NICOYA BENHAM-MARIN
Guest Writer
benhamnh@plu.edu
Being a student-athlete is a special experience, and it is not something that everyone can do. It takes a lot of time management between your studies and your sport. Any free time you have is used to do homework, and when you’re not doing homework, you’re playing your sport.
My social life is pretty minimal during season. I spend a lot of time studying, working, and playing soccer. A lot of my social time is spent with my teammates, but we are a pretty close knit team, so practice and games are like spending time with your closest friends. I try to make time to see my friends that don’t play soccer as much as I can, but it is hard when your schedule is so limited. Even though being a student-athlete is busy and stressful, I wouldn’t trade it for the world. I love every single second of it.

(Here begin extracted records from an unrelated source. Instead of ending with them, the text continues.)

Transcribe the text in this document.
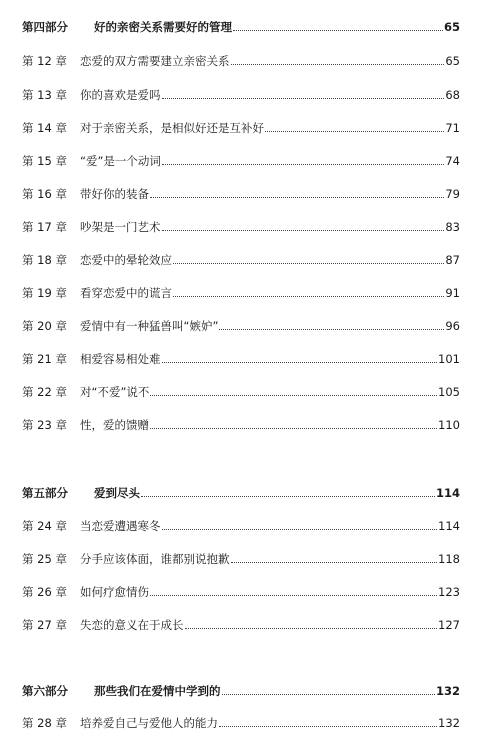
第四部分	好的亲密关系需要好的管理	65
第 12 章	恋爱的双方需要建立亲密关系	65
第 13 章	你的喜欢是爱吗	68
第 14 章	对于亲密关系，是相似好还是互补好	71
第 15 章	“爱”是一个动词	74
第 16 章	带好你的装备	79
第 17 章	吵架是一门艺术	83
第 18 章	恋爱中的晕轮效应	87
第 19 章	看穿恋爱中的谎言	91
第 20 章	爱情中有一种猛兽叫“嫉妒”	96
第 21 章	相爱容易相处难	101
第 22 章	对“不爱”说不	105
第 23 章	性，爱的馈赠	110
第五部分	爱到尽头	114
第 24 章	当恋爱遭遇寒冬	114
第 25 章	分手应该体面，谁都别说抱歉	118
第 26 章	如何疗愈情伤	123
第 27 章	失恋的意义在于成长	127
第六部分	那些我们在爱情中学到的	132
第 28 章	培养爱自己与爱他人的能力	132
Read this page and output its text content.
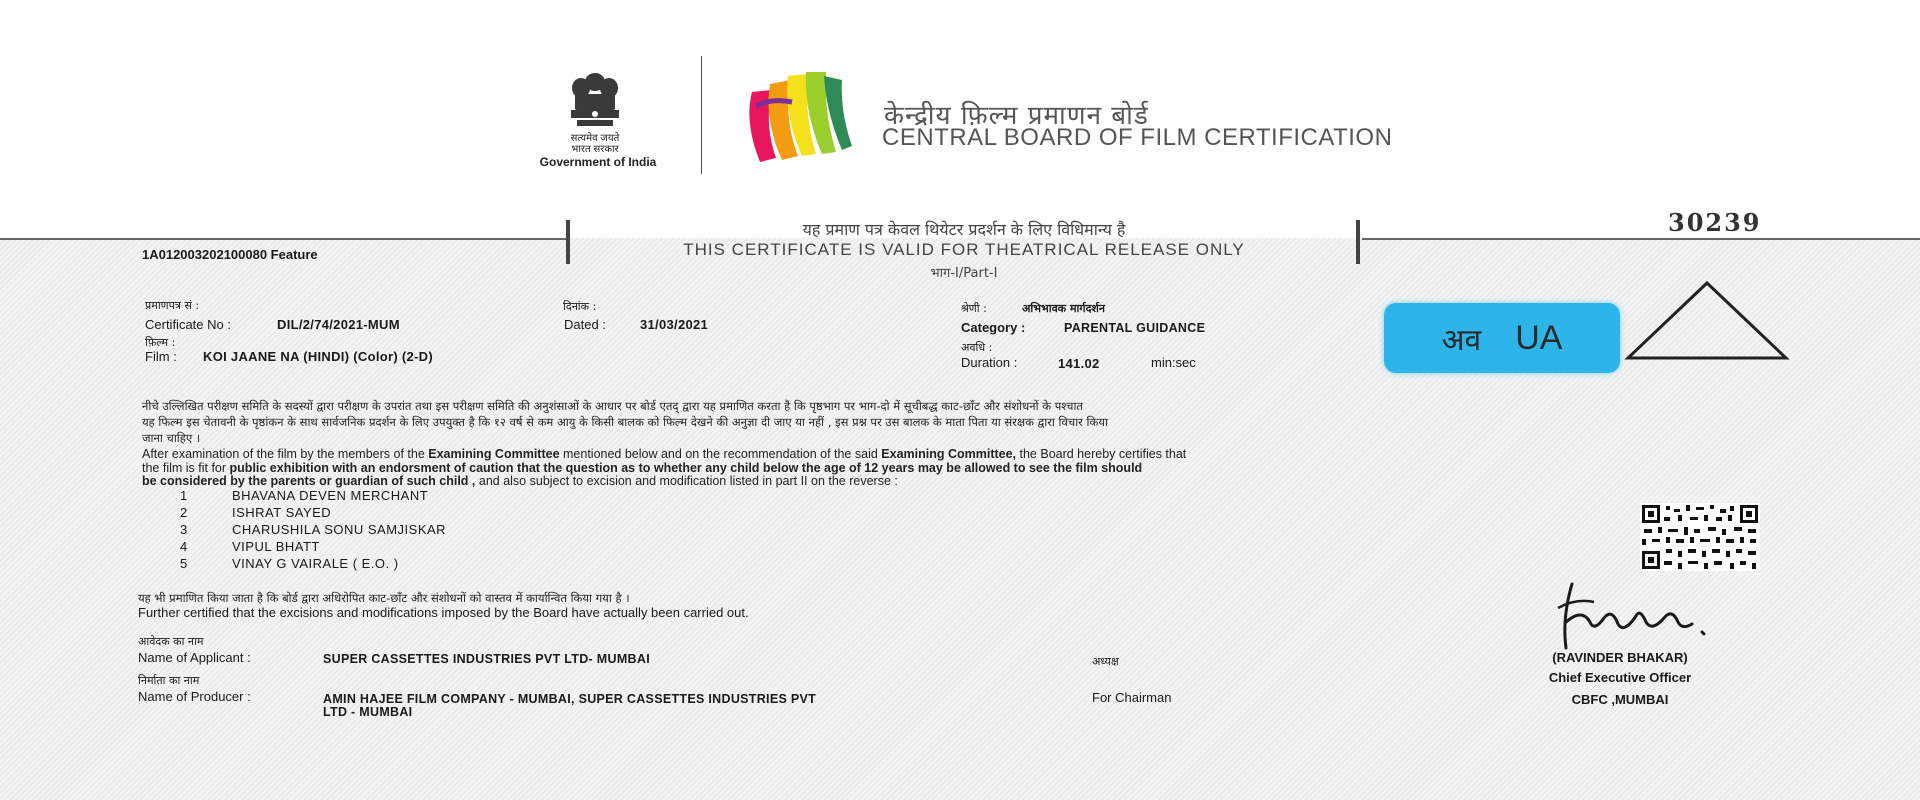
सत्यमेव जयते
भारत सरकार
Government of India
केन्द्रीय फ़िल्म प्रमाणन बोर्ड
CENTRAL BOARD OF FILM CERTIFICATION
यह प्रमाण पत्र केवल थियेटर प्रदर्शन के लिए विधिमान्य है
THIS CERTIFICATE IS VALID FOR THEATRICAL RELEASE ONLY
भाग-I/Part-I
30239
1A012003202100080 Feature
प्रमाणपत्र सं :
Certificate No :	DIL/2/74/2021-MUM
दिनांक :
Dated :	31/03/2021
श्रेणी :	अभिभावक मार्गदर्शन
Category :	PARENTAL GUIDANCE
फ़िल्म :
Film : KOI JAANE NA (HINDI) (Color) (2-D)
अवधि :
Duration :	141.02	min:sec
अव UA
नीचे उल्लिखित परीक्षण समिति के सदस्यों द्वारा परीक्षण के उपरांत तथा इस परीक्षण समिति की अनुशंसाओं के आधार पर बोर्ड एतद् द्वारा यह प्रमाणित करता है कि पृष्ठभाग पर भाग-दो में सूचीबद्ध काट-छाँट और संशोधनों के पश्चात
यह फिल्म इस चेतावनी के पृष्ठांकन के साथ सार्वजनिक प्रदर्शन के लिए उपयुक्त है कि १२ वर्ष से कम आयु के किसी बालक को फिल्म देखने की अनुज्ञा दी जाए या नहीं , इस प्रश्न पर उस बालक के माता पिता या संरक्षक द्वारा विचार किया
जाना चाहिए ।
After examination of the film by the members of the Examining Committee mentioned below and on the recommendation of the said Examining Committee, the Board hereby certifies that
the film is fit for public exhibition with an endorsment of caution that the question as to whether any child below the age of 12 years may be allowed to see the film should
be considered by the parents or guardian of such child , and also subject to excision and modification listed in part II on the reverse :
1	BHAVANA DEVEN MERCHANT
2	ISHRAT SAYED
3	CHARUSHILA SONU SAMJISKAR
4	VIPUL BHATT
5	VINAY G VAIRALE ( E.O. )
यह भी प्रमाणित किया जाता है कि बोर्ड द्वारा अधिरोपित काट-छाँट और संशोधनों को वास्तव में कार्यान्वित किया गया है ।
Further certified that the excisions and modifications imposed by the Board have actually been carried out.
आवेदक का नाम
Name of Applicant :	SUPER CASSETTES INDUSTRIES PVT LTD- MUMBAI
निर्माता का नाम
Name of Producer :	AMIN HAJEE FILM COMPANY - MUMBAI, SUPER CASSETTES INDUSTRIES PVT
LTD - MUMBAI
अध्यक्ष
For Chairman
(RAVINDER BHAKAR)
Chief Executive Officer
CBFC ,MUMBAI
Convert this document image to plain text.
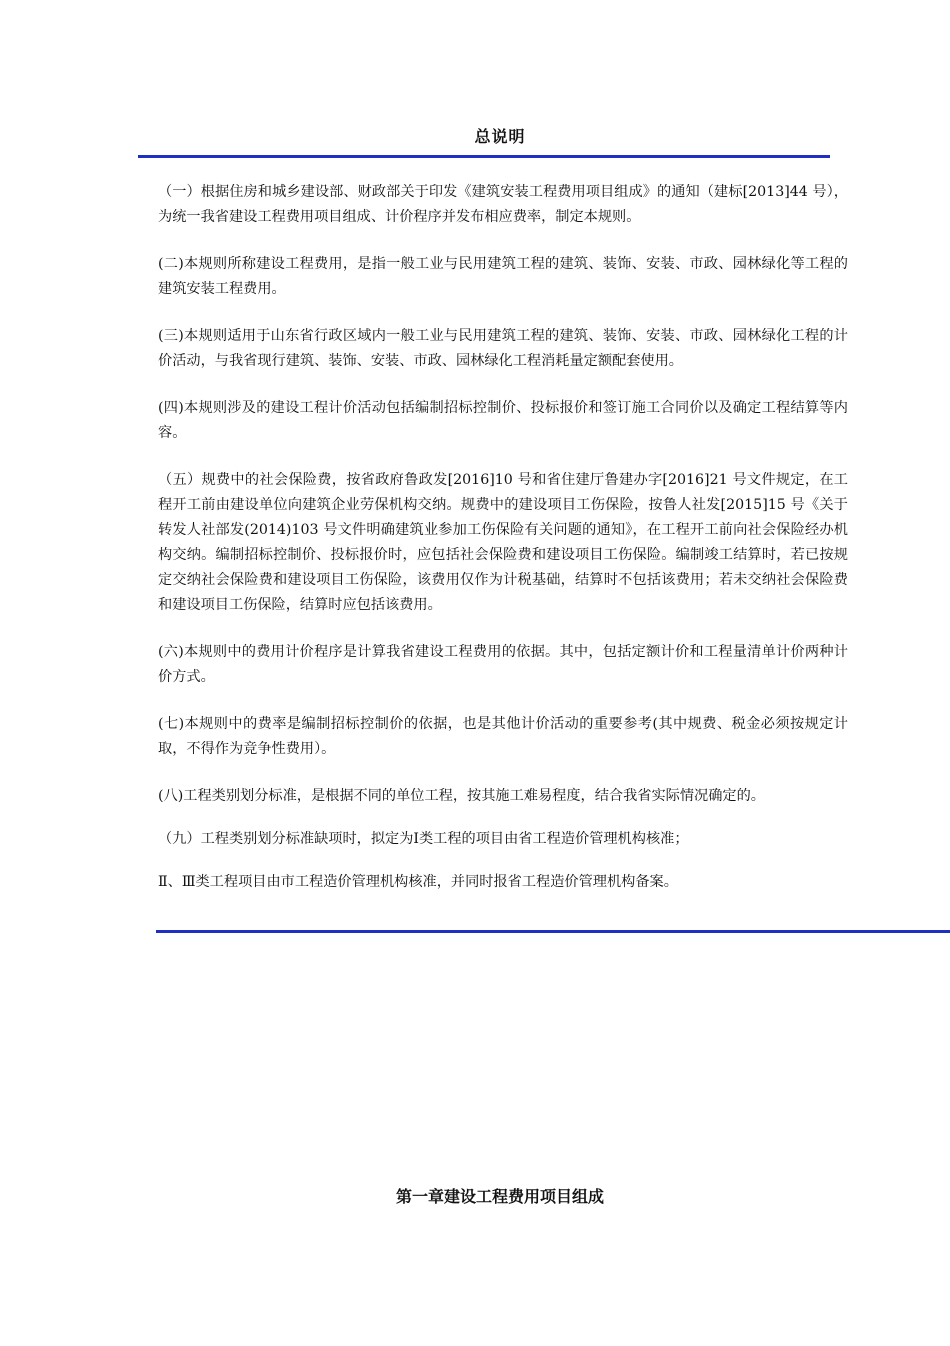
总说明

（一）根据住房和城乡建设部、财政部关于印发《建筑安装工程费用项目组成》的通知（建标[2013]44 号），为统一我省建设工程费用项目组成、计价程序并发布相应费率，制定本规则。

(二)本规则所称建设工程费用，是指一般工业与民用建筑工程的建筑、装饰、安装、市政、园林绿化等工程的建筑安装工程费用。

(三)本规则适用于山东省行政区域内一般工业与民用建筑工程的建筑、装饰、安装、市政、园林绿化工程的计价活动，与我省现行建筑、装饰、安装、市政、园林绿化工程消耗量定额配套使用。

(四)本规则涉及的建设工程计价活动包括编制招标控制价、投标报价和签订施工合同价以及确定工程结算等内容。

（五）规费中的社会保险费，按省政府鲁政发[2016]10 号和省住建厅鲁建办字[2016]21 号文件规定，在工程开工前由建设单位向建筑企业劳保机构交纳。规费中的建设项目工伤保险，按鲁人社发[2015]15 号《关于转发人社部发(2014)103 号文件明确建筑业参加工伤保险有关问题的通知》，在工程开工前向社会保险经办机构交纳。编制招标控制价、投标报价时，应包括社会保险费和建设项目工伤保险。编制竣工结算时，若已按规定交纳社会保险费和建设项目工伤保险，该费用仅作为计税基础，结算时不包括该费用；若未交纳社会保险费和建设项目工伤保险，结算时应包括该费用。

(六)本规则中的费用计价程序是计算我省建设工程费用的依据。其中，包括定额计价和工程量清单计价两种计价方式。

(七)本规则中的费率是编制招标控制价的依据，也是其他计价活动的重要参考(其中规费、税金必须按规定计取，不得作为竞争性费用）。

(八)工程类别划分标准，是根据不同的单位工程，按其施工难易程度，结合我省实际情况确定的。

（九）工程类别划分标准缺项时，拟定为Ⅰ类工程的项目由省工程造价管理机构核准；

Ⅱ、Ⅲ类工程项目由市工程造价管理机构核准，并同时报省工程造价管理机构备案。

第一章建设工程费用项目组成
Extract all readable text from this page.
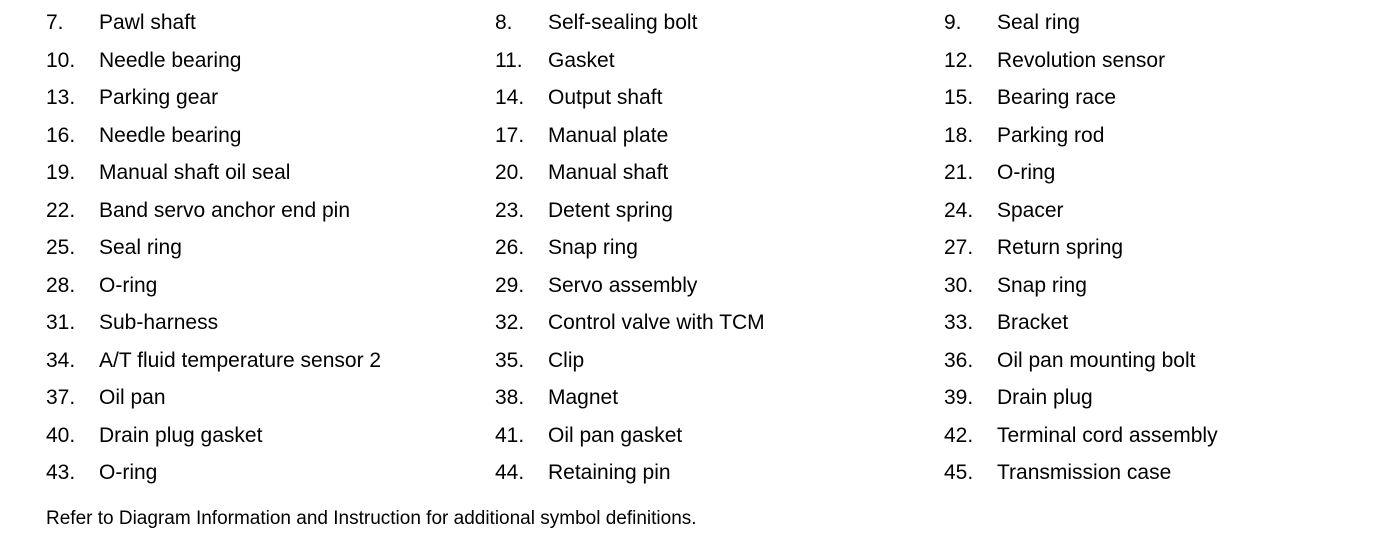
7. Pawl shaft	8. Self-sealing bolt	9. Seal ring
10. Needle bearing	11. Gasket	12. Revolution sensor
13. Parking gear	14. Output shaft	15. Bearing race
16. Needle bearing	17. Manual plate	18. Parking rod
19. Manual shaft oil seal	20. Manual shaft	21. O-ring
22. Band servo anchor end pin	23. Detent spring	24. Spacer
25. Seal ring	26. Snap ring	27. Return spring
28. O-ring	29. Servo assembly	30. Snap ring
31. Sub-harness	32. Control valve with TCM	33. Bracket
34. A/T fluid temperature sensor 2	35. Clip	36. Oil pan mounting bolt
37. Oil pan	38. Magnet	39. Drain plug
40. Drain plug gasket	41. Oil pan gasket	42. Terminal cord assembly
43. O-ring	44. Retaining pin	45. Transmission case
Refer to Diagram Information and Instruction for additional symbol definitions.
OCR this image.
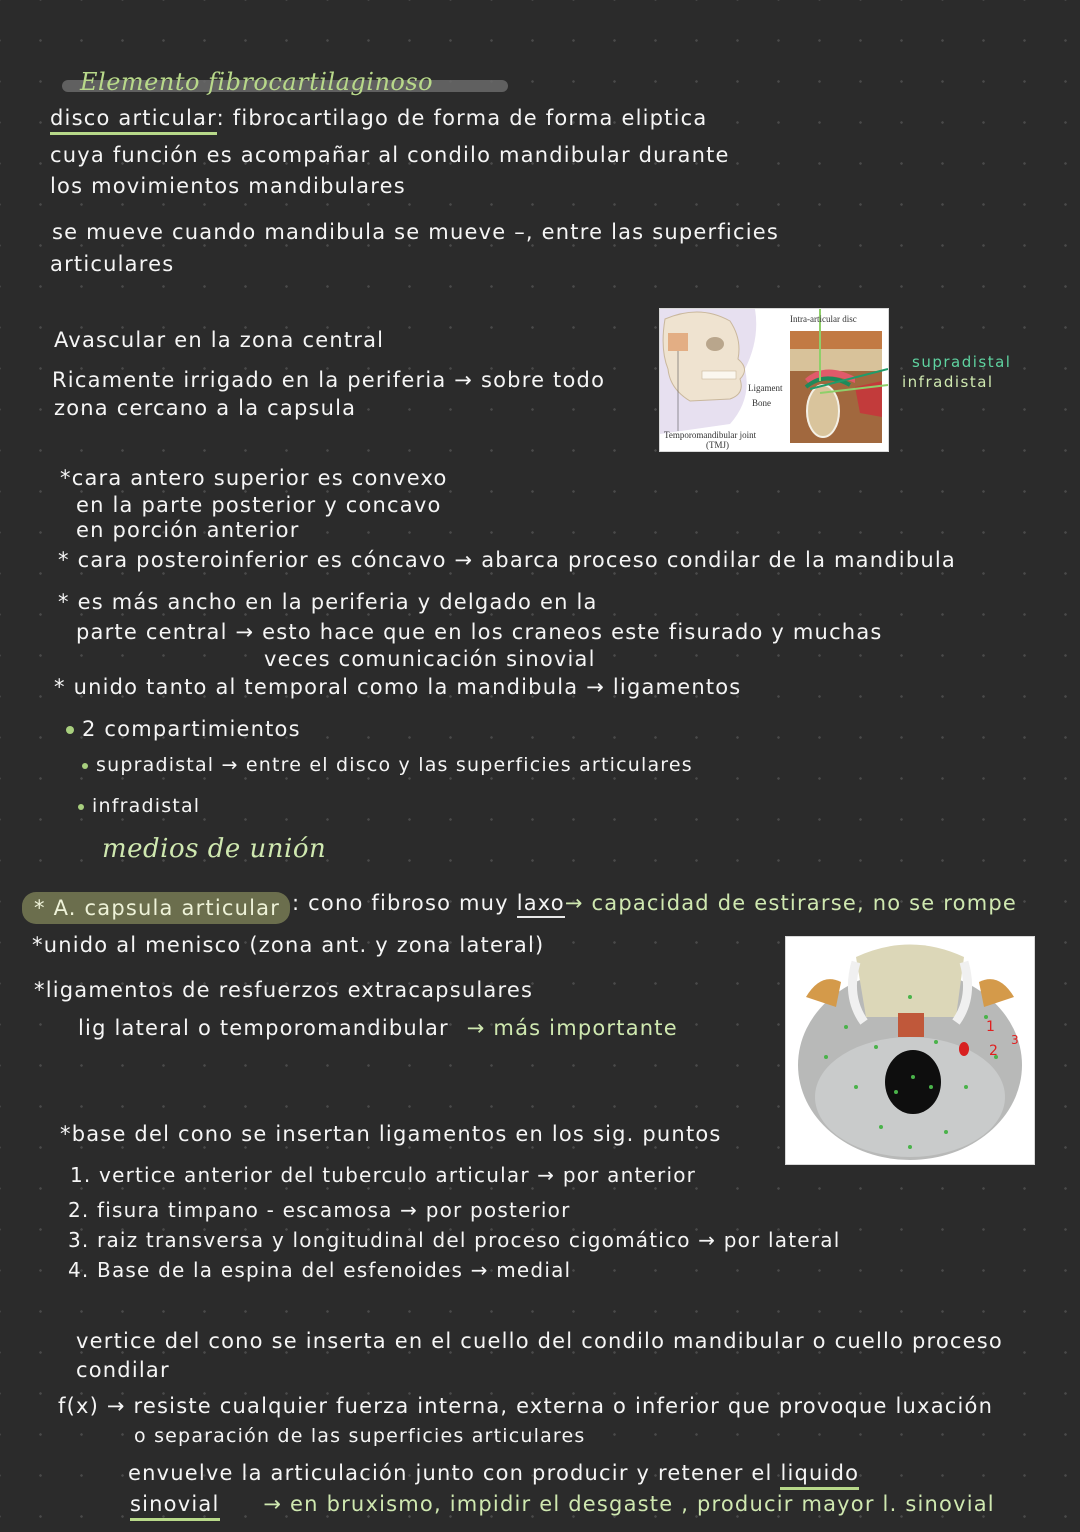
Elemento fibrocartilaginoso
disco articular: fibrocartilago de forma de forma eliptica
cuya función es acompañar al condilo mandibular durante
los movimientos mandibulares
se mueve cuando mandibula se mueve –, entre las superficies
articulares
Avascular en la zona central
Ricamente irrigado en la periferia → sobre todo
zona cercano a la capsula
Intra-articular disc
Ligament
Bone
Temporomandibular joint
(TMJ)
supradistal
infradistal
*cara antero superior es convexo
en la parte posterior y concavo
en porción anterior
* cara posteroinferior es cóncavo → abarca proceso condilar de la mandibula
* es más ancho en la periferia y delgado en la
parte central → esto hace que en los craneos este fisurado y muchas
veces comunicación sinovial
* unido tanto al temporal como la mandibula → ligamentos
2 compartimientos
supradistal → entre el disco y las superficies articulares
infradistal
medios de unión
* A. capsula articular : cono fibroso muy laxo→ capacidad de estirarse, no se rompe
*unido al menisco (zona ant. y zona lateral)
*ligamentos de resfuerzos extracapsulares
lig lateral o temporomandibular → más importante	1
2
3
*base del cono se insertan ligamentos en los sig. puntos
1. vertice anterior del tuberculo articular → por anterior
2. fisura timpano - escamosa → por posterior
3. raiz transversa y longitudinal del proceso cigomático → por lateral
4. Base de la espina del esfenoides → medial
vertice del cono se inserta en el cuello del condilo mandibular o cuello proceso
condilar
f(x) → resiste cualquier fuerza interna, externa o inferior que provoque luxación
o separación de las superficies articulares
envuelve la articulación junto con producir y retener el liquido
sinovial → en bruxismo, impidir el desgaste , producir mayor l. sinovial
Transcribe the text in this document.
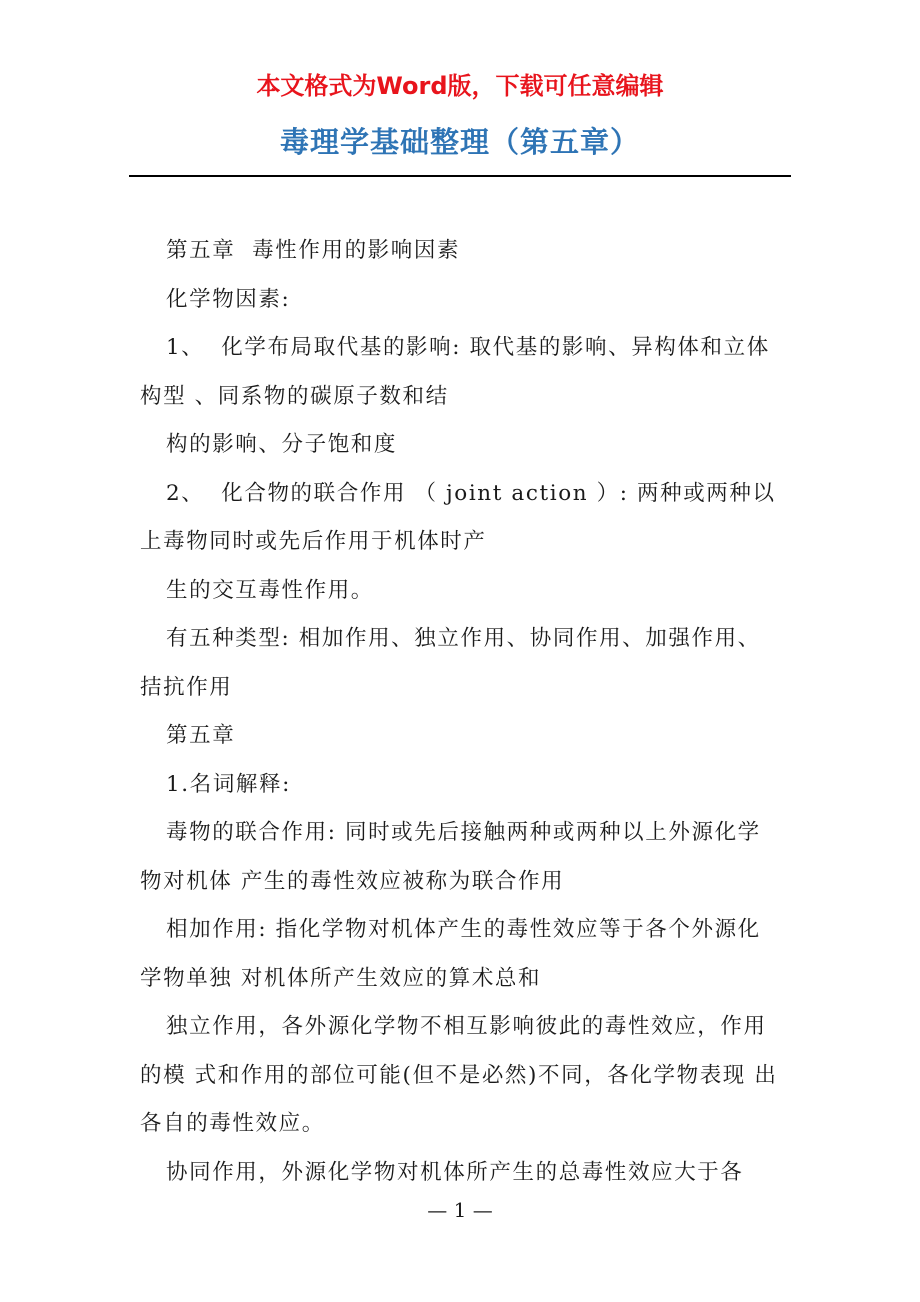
本文格式为Word版，下载可任意编辑
毒理学基础整理（第五章）

第五章  毒性作用的影响因素

化学物因素:

1、  化学布局取代基的影响: 取代基的影响、异构体和立体构型 、同系物的碳原子数和结

构的影响、分子饱和度

2、  化合物的联合作用 （ joint action ）: 两种或两种以上毒物同时或先后作用于机体时产

生的交互毒性作用。

有五种类型: 相加作用、独立作用、协同作用、加强作用、拮抗作用

第五章

1.名词解释:

毒物的联合作用: 同时或先后接触两种或两种以上外源化学物对机体 产生的毒性效应被称为联合作用

相加作用: 指化学物对机体产生的毒性效应等于各个外源化学物单独 对机体所产生效应的算术总和

独立作用，各外源化学物不相互影响彼此的毒性效应，作用的模 式和作用的部位可能(但不是必然)不同，各化学物表现 出各自的毒性效应。

协同作用，外源化学物对机体所产生的总毒性效应大于各

— 1 —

Our team has been having an amazing season. We’re currently sitting at first place in the Northwest Conference. Each member of our team has worked incredibly hard to get where we are in that first place spot. We’ve made countless memories that span from traveling to England to our games this last weekend.
Each day and each weekend we strive to be better and better. There is always something we can improve on.Our current record overall is 11-1-1, for conference it is 7-1-1, to us our record is always 0-0.
One of our main goals this year is having multiple people score so we are well balanced, as well as switching the point of play on the field (switching the ball to a new side where there is not pressure).
Whether you are playing professional soccer or college soccer, we can always improve, that is one thing our program focuses on. We can always be better, we never settle. I think that mentality can go into our lives as well, always aiming to be competing against your own best self, and never settling for “that is good enough.”
I think that while being an athlete can come with some stigma, I honestly don’t think there is a lot of social stigma with being an athlete around PLU’s campus. I think some people see athletes as people who do not care about their academics, and that they only care about their sports reality we take everything very seriously, whether it’s our academic or athletic performance.
Another stigma would be that athletes only want to hang out with athletes, but as much as I know we try to socialize with as many people as possible, it is hard to though when you spend most of your time with your teammates, and a lot of times those are the people you get the closest too. Sometimes it seems to be that others think that us athletes think that we are better than everyone else, in reality we all are equal, we just live different lives, but that does not mean one person is better than another. We all have our individual accomplishments, successes, failures, and lessons learned whether you are an athlete or not an athlete.